There have also been attempts to justify the bail out of the stock broking firms as a special intervention in the capital market as it has been done recently in aviation and agriculture. Special sector intervention funds in Nigeria have largely not delivered tangible results as they work against market logic. The art of giving public funds to firms at below market rate, below its true market price distorts market mechanisms and leads to scarce resources being allocated to firms that will not best utilize them. Have we seen yet the tangible and visible gains of the recent special intervention funds in agriculture and aviation?  Such intervention funds have largely festered a regime of cronyism capitalism with all its attendant ills, where you get access to funds below market rate if you are connected to government and can even divert them to other more profitable sectors outside the intervention fund. Crony capitalism is becoming a serious problem in Nigeria. A regime of unfair market practices favouring cronies at the expense of the Nigeria people such as the scandals that we have seen in the oil subsidy programs, the non-transparent allocation of oil prospecting licenses and now the targeted subsidy or bail-out to stock brokers who took excessive risk in the capital market. With cronyism becoming a key success factor for business in Nigeria, it is not surprising that every failed business or sector from automobiles, pharmaceuticals and even thriving Nollywood film industry is pressurizing for special intervention funds. The market punishment of bad investment decision, a return of losses for poor risk decisions and vice versa as gains for good investment risk decisions is critical to the effective functioning of markets. It implies that the market must go through a cycle of self-cleansing that we know as boom and bursts and bulls and bears.  Special intervention funds where there are no proven market failures, where it cannot be proven that markets lack the mechanism to self-correct and cleanse itself in its organic cycle of bulls and bear that ensure that resources are efficiently allocated to those who will best utilize them, can only but lead to more imperfect market outcomes.

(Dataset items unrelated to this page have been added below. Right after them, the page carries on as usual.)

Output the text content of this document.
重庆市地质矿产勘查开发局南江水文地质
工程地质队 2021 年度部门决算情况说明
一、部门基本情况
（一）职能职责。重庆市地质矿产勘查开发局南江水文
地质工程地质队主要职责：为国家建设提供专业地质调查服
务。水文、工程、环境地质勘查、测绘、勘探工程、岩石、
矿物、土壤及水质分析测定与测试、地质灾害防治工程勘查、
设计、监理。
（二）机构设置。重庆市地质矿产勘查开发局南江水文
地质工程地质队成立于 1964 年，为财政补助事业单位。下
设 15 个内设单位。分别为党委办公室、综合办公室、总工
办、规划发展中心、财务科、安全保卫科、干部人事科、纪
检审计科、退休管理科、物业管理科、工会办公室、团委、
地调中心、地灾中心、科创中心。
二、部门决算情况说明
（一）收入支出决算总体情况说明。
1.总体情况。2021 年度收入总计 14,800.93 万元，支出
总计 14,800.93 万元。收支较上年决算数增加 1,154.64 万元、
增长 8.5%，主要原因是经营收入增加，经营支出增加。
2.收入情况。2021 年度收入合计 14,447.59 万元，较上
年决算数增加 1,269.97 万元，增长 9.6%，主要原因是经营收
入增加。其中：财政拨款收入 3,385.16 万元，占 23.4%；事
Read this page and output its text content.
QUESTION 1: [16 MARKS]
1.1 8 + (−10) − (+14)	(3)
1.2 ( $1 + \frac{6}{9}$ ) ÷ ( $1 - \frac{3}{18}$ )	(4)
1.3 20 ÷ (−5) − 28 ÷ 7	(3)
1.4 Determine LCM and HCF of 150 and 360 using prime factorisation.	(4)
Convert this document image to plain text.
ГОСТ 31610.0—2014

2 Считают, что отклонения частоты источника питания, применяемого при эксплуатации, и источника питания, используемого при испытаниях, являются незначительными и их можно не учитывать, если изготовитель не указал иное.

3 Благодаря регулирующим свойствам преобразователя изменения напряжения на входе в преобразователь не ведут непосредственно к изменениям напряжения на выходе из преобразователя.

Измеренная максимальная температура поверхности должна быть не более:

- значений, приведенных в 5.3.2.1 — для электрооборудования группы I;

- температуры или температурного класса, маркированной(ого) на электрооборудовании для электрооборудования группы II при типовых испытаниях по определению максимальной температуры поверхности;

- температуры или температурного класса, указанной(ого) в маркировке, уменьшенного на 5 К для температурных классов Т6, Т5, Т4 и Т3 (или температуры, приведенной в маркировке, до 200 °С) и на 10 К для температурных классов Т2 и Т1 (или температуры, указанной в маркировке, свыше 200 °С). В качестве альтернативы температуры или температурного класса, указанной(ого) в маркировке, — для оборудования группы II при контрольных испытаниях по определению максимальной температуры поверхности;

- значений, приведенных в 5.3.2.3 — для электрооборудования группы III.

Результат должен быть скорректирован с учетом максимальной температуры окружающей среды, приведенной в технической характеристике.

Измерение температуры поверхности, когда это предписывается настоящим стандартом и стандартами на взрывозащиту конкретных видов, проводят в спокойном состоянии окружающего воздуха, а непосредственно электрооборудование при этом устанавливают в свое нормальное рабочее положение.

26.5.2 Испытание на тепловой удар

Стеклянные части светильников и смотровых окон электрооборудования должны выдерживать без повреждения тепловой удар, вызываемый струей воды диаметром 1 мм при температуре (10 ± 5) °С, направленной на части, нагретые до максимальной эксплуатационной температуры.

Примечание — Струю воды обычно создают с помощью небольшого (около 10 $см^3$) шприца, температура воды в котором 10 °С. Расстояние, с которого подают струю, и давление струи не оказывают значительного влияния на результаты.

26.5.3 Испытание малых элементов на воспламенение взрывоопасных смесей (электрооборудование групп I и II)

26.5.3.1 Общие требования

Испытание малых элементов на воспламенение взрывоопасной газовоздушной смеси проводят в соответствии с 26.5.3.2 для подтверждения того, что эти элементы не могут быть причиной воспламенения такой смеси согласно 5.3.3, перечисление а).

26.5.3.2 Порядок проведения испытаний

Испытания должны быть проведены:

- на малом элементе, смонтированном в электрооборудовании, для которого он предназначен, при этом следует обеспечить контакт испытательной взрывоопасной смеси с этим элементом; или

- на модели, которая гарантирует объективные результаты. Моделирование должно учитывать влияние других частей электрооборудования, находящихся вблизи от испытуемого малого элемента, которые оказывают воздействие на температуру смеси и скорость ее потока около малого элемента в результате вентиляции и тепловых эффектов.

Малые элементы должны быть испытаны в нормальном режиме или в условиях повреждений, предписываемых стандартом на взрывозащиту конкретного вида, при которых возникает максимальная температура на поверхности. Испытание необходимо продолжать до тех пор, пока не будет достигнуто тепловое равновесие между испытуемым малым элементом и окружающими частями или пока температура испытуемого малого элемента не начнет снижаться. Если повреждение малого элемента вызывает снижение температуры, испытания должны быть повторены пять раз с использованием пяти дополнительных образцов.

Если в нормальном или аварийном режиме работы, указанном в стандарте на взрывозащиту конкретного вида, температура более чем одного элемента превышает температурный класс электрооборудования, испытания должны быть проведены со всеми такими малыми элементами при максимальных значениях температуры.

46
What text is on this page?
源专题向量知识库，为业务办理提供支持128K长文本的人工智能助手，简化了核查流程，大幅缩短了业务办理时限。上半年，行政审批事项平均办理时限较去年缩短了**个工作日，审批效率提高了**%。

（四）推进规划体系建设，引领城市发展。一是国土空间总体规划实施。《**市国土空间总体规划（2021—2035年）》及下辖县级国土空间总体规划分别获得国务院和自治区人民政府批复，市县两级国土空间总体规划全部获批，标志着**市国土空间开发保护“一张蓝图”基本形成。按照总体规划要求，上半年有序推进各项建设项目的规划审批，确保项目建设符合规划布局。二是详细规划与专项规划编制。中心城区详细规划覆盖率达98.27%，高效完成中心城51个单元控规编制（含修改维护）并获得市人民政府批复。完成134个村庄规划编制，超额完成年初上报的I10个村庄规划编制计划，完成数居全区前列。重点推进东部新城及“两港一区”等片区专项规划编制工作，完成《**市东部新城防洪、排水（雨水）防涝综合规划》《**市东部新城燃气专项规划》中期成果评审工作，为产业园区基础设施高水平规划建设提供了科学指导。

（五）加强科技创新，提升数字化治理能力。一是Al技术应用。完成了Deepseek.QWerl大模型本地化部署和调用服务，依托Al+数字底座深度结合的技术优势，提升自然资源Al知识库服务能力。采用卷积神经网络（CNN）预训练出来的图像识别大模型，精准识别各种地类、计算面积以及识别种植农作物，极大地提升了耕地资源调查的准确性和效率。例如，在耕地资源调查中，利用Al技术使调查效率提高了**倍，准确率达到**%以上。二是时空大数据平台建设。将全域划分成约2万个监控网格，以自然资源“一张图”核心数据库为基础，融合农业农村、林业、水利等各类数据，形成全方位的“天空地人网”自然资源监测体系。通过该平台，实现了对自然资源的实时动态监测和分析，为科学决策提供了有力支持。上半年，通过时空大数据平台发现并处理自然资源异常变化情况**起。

Government has done very well by intervening and bailing out the banks whose failure truly posed a systemic risk to the financial system. It has however overreached itself in the N23 billion bail-out of selected stock broking firms. The logic and rationale of its decision fails public interest, fairness and social equity tests. If the concern of government is about the liquidity of the capital market, it cannot be addressed by rewarding excessive risk behaviour that could further jeopardize the future health of the financial system. This bail out of selected stockbrokers by government cannot be morally and economically justified. It should therefore be seriously reconsidered.

Olu Akanmu is an executive in the telecommunications industry. He was previously Managing Director, Retail and Consumer Banking at BankPHB. He publishes a blog on Strategy and Public Policy on http://olusfile.blogspot.com .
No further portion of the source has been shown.